I remember it well as I was taking 'O' levels at the time and although I was in the Alpha stream and taking nine 'O' levels the school wanted to promote the new CSE so everyone in that year had to take the Religious Education paper. I was so infuriated at what my rebellious self saw as an uncalled for impertinence that I did absolutely no revision for it, answered every question straight off the top of my head with no consideration, skipped any question that didn't immediately register and finished what was, I believe, an hour and a quarter paper in twenty minutes, walking out immediately after ticking the final box. I achieved a grade 1 pass, supposedly equivalent to a 'C' grade or better 'O' level pass.
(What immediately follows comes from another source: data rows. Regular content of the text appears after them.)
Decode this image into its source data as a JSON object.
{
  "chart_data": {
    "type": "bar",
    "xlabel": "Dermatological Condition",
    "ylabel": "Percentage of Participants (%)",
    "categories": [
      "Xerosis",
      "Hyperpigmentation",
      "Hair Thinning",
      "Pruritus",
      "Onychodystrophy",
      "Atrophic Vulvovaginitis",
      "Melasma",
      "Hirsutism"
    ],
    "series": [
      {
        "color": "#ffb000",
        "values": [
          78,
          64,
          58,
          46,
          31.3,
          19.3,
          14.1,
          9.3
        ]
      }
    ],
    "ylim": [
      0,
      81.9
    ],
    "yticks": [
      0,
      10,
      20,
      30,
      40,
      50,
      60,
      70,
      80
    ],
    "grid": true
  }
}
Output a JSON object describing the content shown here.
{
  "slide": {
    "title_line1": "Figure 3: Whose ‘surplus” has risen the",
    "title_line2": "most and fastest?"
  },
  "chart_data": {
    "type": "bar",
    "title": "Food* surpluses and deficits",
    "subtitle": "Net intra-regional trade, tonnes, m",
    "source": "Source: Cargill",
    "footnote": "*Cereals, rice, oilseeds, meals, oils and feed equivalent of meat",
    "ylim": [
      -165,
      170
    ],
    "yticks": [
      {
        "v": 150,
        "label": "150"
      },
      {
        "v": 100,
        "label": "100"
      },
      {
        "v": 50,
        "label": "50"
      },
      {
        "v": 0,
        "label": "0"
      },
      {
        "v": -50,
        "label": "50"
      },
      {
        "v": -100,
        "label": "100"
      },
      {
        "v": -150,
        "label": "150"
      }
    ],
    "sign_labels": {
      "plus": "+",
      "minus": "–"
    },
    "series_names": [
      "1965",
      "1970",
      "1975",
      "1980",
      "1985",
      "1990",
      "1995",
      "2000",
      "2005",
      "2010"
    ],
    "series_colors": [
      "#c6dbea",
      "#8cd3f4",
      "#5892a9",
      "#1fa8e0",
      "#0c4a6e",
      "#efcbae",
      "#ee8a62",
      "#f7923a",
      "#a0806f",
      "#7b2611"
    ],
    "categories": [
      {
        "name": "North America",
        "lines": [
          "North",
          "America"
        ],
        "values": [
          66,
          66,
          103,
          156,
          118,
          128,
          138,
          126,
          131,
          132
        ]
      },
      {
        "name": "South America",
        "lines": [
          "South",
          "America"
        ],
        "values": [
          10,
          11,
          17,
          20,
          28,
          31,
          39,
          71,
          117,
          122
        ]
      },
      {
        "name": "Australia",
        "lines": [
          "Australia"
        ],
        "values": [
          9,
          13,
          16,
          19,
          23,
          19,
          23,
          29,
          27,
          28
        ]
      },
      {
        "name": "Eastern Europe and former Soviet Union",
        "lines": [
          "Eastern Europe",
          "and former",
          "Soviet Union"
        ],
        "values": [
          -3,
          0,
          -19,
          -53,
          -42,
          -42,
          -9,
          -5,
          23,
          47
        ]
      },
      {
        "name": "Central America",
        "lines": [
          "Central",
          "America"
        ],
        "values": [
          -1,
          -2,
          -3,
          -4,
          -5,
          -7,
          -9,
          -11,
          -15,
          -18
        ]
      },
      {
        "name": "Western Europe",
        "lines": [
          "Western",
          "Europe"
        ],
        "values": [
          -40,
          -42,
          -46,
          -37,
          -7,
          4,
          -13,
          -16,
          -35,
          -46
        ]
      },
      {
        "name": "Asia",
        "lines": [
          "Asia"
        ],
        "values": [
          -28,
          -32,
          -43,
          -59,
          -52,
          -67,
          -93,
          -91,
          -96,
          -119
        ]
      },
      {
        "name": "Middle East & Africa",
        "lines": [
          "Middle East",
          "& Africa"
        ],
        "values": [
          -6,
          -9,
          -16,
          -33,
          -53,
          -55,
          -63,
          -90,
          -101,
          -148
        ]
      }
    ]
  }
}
I should point out, I suppose, that I had entered and left my 'religious' phase between the ages of eleven and twelve during which I deduced for myself that organised religion was complete and utter bunk.

PeterCharles said...

Idiot boy! "Being entirely multiple choice answers it required real effort to achieve a passing grade." should have been: "Being entirely multiple choice answers it required real effort NOT to achieve a passing grade."

I'm sure there must be an edit option you can enable somewhere WfW.